“Our client has accordingly not yet been paid for the said [rhino] horns and the horns therefore remain his lawful and rightful property.”
Now here’s a weird one. What to do with 1,700 white rhinos?
Little more than a week after World Rhino Day, John Hume, the South African farmer and owner of the world’s largest private collection of living rhinos, put his Mpumalanga nature reserve up for auction in one last, final, likely futile bid to keep his herd — some 1,700 rhinos in all — in the lifestyle to which they have become accustomed.
The auction was a flop. The die is cast. The would-be entrepreneur and self-described conservationist — conservation groups would call him by any other name — dreamed up a get-rich-quick scheme for the ages. Sadly, it turned out to be more likely a scheme out of a Carl Hiaasen novel: wacky, ill-thought through and not entirely on the level.
Hume’s idea was to farm rhinos — instead of, say, cattle — breed them and then sell the rhinos’ horns on the open market for bucketloads of money.
Instead, Hume has been left with bucketloads of something else, and no way to pay for it all.
Hume gambled that the sale of rhino horn would eventually be made legal and the worldwide ban lifted — God damn you, CITES; God damn you, IUCN. South Africa was one of the loudest voices to get the worldwide ban on ivory lifted, for a one-off-sale of stockpiled elephant tusks, but CITES, IUCN and other UN and NGO weanies voted that down, a mere fortnight ago. Rhino horn is even more precious, because as everyone in China, Laos, Vietnam and Thailand knows, ground powder made from rhino horn cures cancer and improves one’s sex drive. But wait, there’s more. Dagger handles made from rhino horn are hot stuff on the Arabian peninsular; if only the desert sheiks in Yemen had been allowed to burnish their daggers with handles made of ivory horn, that little business with Saudi Arabia might never have happened. But the bureaucrats got in the way, backed by lefties, liberals, Commies, pinkos, weak-
kneed sob-sisters and social workers from Western countries, and 16-year-old climate activists from Sweden, and well, the whole scheme fell apart and went to hell.
Now what to do?
Well, not that. Earlier this year, Hume confirmed he legally sold 181 rhino horns to a Port Elizabeth, SA buyer said to be linked to one of the largest reported seizures of illegal rhino horn in South African history.
Much is at stake, if you will.
There is an argument to be made that, with the world’s rhino population heading headlong into a crash — the rhino may well prove to be one of the first casualties of an iconic “Big Five” animal species during our lifetimes, as the long-predicted 6th Mass Extinction looks more and more like a growing reality — private herds may be one way to save them.

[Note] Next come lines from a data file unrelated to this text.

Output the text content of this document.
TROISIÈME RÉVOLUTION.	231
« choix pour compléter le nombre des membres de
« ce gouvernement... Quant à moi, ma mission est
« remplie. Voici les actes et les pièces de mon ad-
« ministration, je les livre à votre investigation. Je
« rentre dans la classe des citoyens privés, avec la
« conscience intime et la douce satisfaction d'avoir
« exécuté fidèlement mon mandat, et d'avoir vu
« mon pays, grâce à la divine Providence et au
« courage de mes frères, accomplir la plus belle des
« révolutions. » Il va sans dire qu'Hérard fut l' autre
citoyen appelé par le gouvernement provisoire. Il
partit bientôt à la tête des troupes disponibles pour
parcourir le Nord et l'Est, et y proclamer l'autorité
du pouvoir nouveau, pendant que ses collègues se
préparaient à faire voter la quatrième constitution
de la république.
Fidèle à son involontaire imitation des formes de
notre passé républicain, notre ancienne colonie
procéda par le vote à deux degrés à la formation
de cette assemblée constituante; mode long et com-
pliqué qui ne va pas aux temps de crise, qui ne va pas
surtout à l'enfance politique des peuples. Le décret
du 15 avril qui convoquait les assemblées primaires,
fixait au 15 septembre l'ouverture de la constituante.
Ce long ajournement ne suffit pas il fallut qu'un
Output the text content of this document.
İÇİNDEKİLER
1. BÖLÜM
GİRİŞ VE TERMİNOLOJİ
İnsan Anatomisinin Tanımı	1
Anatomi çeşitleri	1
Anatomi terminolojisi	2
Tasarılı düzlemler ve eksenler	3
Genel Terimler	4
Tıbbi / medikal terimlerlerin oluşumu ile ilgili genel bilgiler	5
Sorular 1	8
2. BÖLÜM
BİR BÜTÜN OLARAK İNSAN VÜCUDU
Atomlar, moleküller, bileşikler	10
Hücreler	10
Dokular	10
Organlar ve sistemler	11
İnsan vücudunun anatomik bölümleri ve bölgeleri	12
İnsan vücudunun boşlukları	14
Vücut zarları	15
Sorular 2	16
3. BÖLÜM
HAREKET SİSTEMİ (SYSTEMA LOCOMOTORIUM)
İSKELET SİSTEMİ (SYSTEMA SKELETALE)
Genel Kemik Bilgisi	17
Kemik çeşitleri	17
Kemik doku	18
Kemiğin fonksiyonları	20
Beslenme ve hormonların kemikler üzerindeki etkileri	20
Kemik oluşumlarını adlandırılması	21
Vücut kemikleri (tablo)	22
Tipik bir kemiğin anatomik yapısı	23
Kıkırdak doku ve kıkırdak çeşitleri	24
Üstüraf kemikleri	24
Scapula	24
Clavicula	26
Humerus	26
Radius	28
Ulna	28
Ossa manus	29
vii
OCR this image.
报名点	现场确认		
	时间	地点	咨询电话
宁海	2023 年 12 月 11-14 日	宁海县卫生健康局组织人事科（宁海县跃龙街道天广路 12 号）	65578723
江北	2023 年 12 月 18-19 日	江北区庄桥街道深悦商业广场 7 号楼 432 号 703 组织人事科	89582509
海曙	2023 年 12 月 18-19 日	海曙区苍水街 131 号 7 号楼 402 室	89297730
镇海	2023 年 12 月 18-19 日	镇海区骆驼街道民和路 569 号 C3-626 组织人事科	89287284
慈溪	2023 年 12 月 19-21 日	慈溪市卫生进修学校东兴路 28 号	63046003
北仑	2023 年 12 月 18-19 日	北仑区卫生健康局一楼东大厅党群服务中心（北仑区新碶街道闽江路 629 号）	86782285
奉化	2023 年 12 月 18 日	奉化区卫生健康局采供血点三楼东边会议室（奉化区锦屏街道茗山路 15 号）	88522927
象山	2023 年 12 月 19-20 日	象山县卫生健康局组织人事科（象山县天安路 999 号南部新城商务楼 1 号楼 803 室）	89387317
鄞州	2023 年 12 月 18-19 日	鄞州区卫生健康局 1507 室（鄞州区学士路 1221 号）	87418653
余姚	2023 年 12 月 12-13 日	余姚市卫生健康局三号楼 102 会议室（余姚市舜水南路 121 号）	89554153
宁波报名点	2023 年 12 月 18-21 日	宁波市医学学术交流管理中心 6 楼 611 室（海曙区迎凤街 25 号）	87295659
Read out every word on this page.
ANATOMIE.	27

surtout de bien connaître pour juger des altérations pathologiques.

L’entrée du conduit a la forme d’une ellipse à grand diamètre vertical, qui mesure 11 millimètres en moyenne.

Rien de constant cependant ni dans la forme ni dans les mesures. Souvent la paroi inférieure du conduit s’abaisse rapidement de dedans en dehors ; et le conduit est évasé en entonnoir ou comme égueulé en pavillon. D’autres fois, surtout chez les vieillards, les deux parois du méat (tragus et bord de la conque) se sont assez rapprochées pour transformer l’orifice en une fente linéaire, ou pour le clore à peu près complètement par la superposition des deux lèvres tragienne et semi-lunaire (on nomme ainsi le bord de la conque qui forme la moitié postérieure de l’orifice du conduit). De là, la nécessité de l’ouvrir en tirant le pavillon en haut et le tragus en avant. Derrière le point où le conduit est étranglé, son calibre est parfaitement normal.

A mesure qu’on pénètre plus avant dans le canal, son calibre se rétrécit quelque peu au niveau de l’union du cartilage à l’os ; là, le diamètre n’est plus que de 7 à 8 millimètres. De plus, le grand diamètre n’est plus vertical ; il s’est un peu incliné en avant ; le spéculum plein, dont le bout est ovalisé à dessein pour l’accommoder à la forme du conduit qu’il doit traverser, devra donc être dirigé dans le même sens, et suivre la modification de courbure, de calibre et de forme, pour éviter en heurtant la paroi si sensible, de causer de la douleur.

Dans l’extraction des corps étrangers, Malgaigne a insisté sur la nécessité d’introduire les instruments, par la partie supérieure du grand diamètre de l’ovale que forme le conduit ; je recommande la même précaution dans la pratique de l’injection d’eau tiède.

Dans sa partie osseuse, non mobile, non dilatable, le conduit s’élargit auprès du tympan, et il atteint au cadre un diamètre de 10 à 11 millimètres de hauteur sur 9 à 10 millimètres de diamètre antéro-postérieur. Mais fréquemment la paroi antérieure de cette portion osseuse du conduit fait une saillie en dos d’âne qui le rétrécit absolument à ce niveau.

Private herds are better protected than those in national parks, no small consideration given the present poaching onslaught. As the Northern white rhino is now all but extinct, South Africa is now home to the world’s largest surviving population of remaining African white rhinos, and half of those are in private hands. Hume’s herd represents some 7% of the total.
That might not sound like much, but if the rhinos should perish because no one has the funds to feed them, that would be an unspeakable tragedy. All the more so because it’s so preventable.
If ever there was time for one of those tech titans with more money than they know what to do with to step in, this is it.